As geopolitical tensions in West Asia reach a boiling point, India has executed a massive, rapid realignment of its energy supply chain. During a recent inter-ministerial briefing held on March 11, 2026, the Ministry of Petroleum and Natural Gas confirmed a structural shift in national procurement: 70% of India’s crude oil imports are now arriving via maritime routes that bypass the volatile Strait of Hormuz.
This is a significant jump from the previous baseline of 55%, showcasing India’s proactive “de-risking” strategy in the face of escalating conflict.
Why the Strait of Hormuz is a Global Chokepoint
The Strait of Hormuz is arguably the world’s most critical energy artery. Roughly one-fifth of global oil consumption passes through this narrow 33-kilometre-wide passage. For India, which relies on imports for nearly 88% of its crude requirements, this corridor has historically been a vital lifeline. However, the current military tensions—which have led to de-facto disruptions in shipping—highlight the extreme vulnerability of relying on a single maritime chokepoint.

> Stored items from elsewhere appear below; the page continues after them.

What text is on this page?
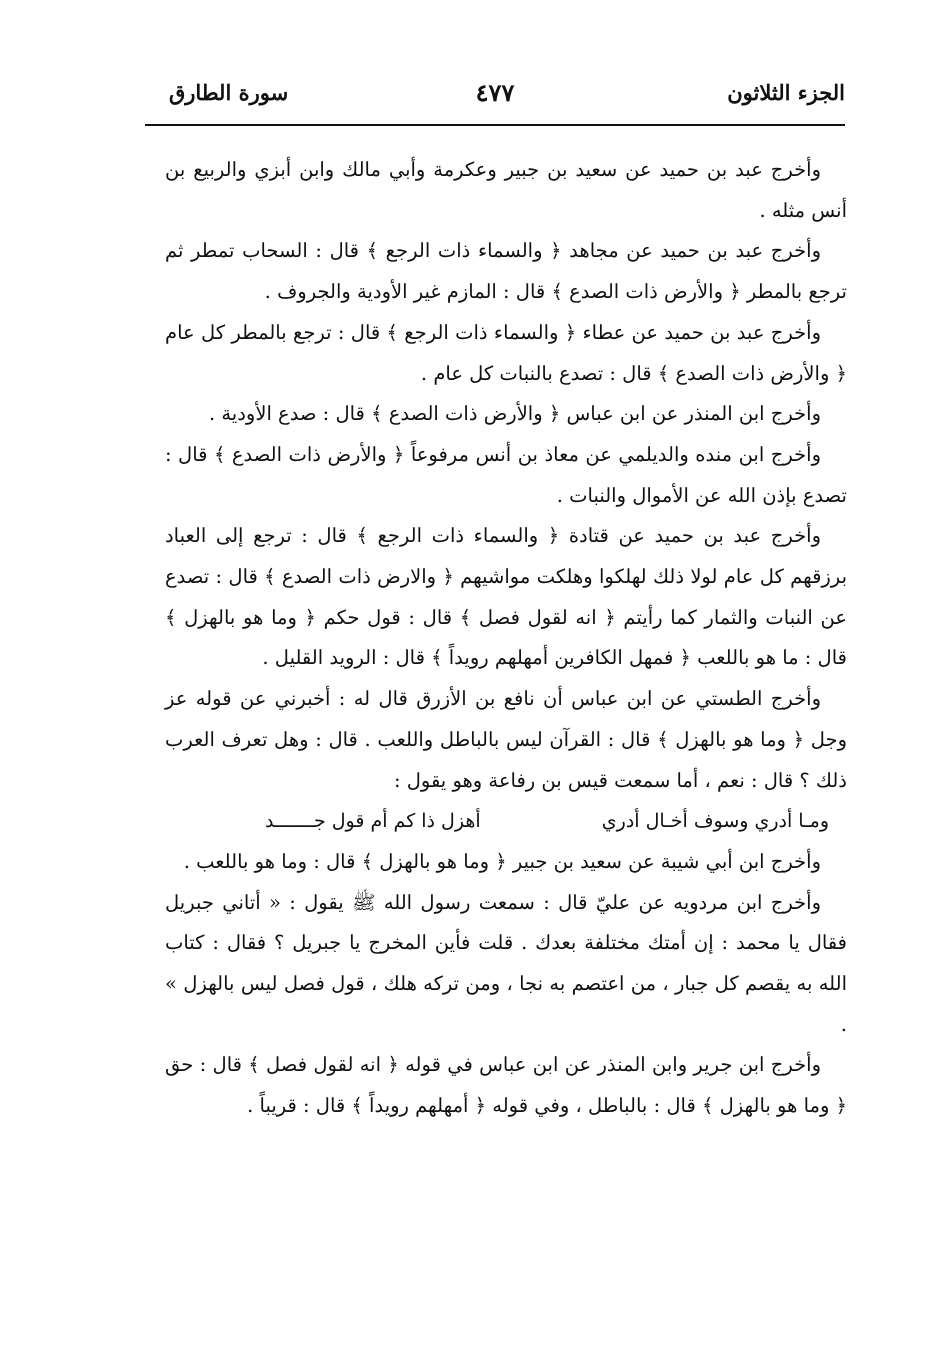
الجزء الثلاثون
٤٧٧
سورة الطارق

وأخرج عبد بن حميد عن سعيد بن جبير وعكرمة وأبي مالك وابن أبزي والربيع بن أنس مثله .

وأخرج عبد بن حميد عن مجاهد ﴿ والسماء ذات الرجع ﴾ قال : السحاب تمطر ثم ترجع بالمطر ﴿ والأرض ذات الصدع ﴾ قال : المازم غير الأودية والجروف .

وأخرج عبد بن حميد عن عطاء ﴿ والسماء ذات الرجع ﴾ قال : ترجع بالمطر كل عام ﴿ والأرض ذات الصدع ﴾ قال : تصدع بالنبات كل عام .

وأخرج ابن المنذر عن ابن عباس ﴿ والأرض ذات الصدع ﴾ قال : صدع الأودية .

وأخرج ابن منده والديلمي عن معاذ بن أنس مرفوعاً ﴿ والأرض ذات الصدع ﴾ قال : تصدع بإذن الله عن الأموال والنبات .

وأخرج عبد بن حميد عن قتادة ﴿ والسماء ذات الرجع ﴾ قال : ترجع إلى العباد برزقهم كل عام لولا ذلك لهلكوا وهلكت مواشيهم ﴿ والارض ذات الصدع ﴾ قال : تصدع عن النبات والثمار كما رأيتم ﴿ انه لقول فصل ﴾ قال : قول حكم ﴿ وما هو بالهزل ﴾ قال : ما هو باللعب ﴿ فمهل الكافرين أمهلهم رويداً ﴾ قال : الرويد القليل .

وأخرج الطستي عن ابن عباس أن نافع بن الأزرق قال له : أخبرني عن قوله عز وجل ﴿ وما هو بالهزل ﴾ قال : القرآن ليس بالباطل واللعب . قال : وهل تعرف العرب ذلك ؟ قال : نعم ، أما سمعت قيس بن رفاعة وهو يقول :

ومـا أدري وسوف أخـال أدري
أهزل ذا كم أم قول جـــــــد

وأخرج ابن أبي شيبة عن سعيد بن جبير ﴿ وما هو بالهزل ﴾ قال : وما هو باللعب .

وأخرج ابن مردويه عن عليّ قال : سمعت رسول الله ﷺ يقول : « أتاني جبريل فقال يا محمد : إن أمتك مختلفة بعدك . قلت فأين المخرج يا جبريل ؟ فقال : كتاب الله به يقصم كل جبار ، من اعتصم به نجا ، ومن تركه هلك ، قول فصل ليس بالهزل » .

وأخرج ابن جرير وابن المنذر عن ابن عباس في قوله ﴿ انه لقول فصل ﴾ قال : حق ﴿ وما هو بالهزل ﴾ قال : بالباطل ، وفي قوله ﴿ أمهلهم رويداً ﴾ قال : قريباً .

How India Secured Its Energy Shield
The ability to reroute 70% of imports in such a short window is the result of years of “energy diplomacy” and strategic diversification. According to Sujata Sharma, Joint Secretary in the Ministry of Petroleum and Natural Gas, the government’s response has been threefold:
- Supplier Diversification: India has aggressively expanded its supplier base from 27 countries in 2006 to over 40 today. By sourcing crude from as far afield as West Africa, the Americas, and Central Asia, India has created a redundant network that doesn’t collapse if one route is blocked.
- Increased Russian Crude Inflows: As shipments from the Middle East slowed due to security risks and rising insurance premiums, Indian refiners ramped up purchases of Russian crude. In the first 11 days of March 2026 alone, Russian oil inflows into India surged by 50% to roughly 1.5 million barrels per day.
- Operational Resilience: Domestic refineries are currently running at maximum capacity—in some units, exceeding 100% utilisation—to ensure that even if import schedules are delayed, the domestic market remains stocked with petrol, diesel, and ATF.
The “India First” Allocation Policy
While the crude supply remains secure, the government has taken no chances regarding natural gas. On March 9, 2026, a Natural Gas Control Order was invoked under the Essential Commodities Act. This policy prioritises the 100% supply of Compressed Natural Gas (CNG) and Piped Natural Gas (PNG) for households and the transport sector. To make this possible, lower-priority sectors like petrochemicals and non-essential industrial units are absorbing a managed reduction in gas allocation.
Resilience Amid Global Volatility
India’s current energy strategy is being hailed by analysts as a model for emerging economies. By maintaining nearly eight weeks of inventory cover (including strategic petroleum reserves), India has avoided the “panic booking” seen in other parts of the world.
While the Middle East conflict continues to pose risks, India’s pivot away from the Hormuz corridor provides a tactical buffer. The combination of diversified sourcing, robust refinery output, and proactive household supply protection ensures that the nation’s economy remains insulated from the worst of the current global energy shock.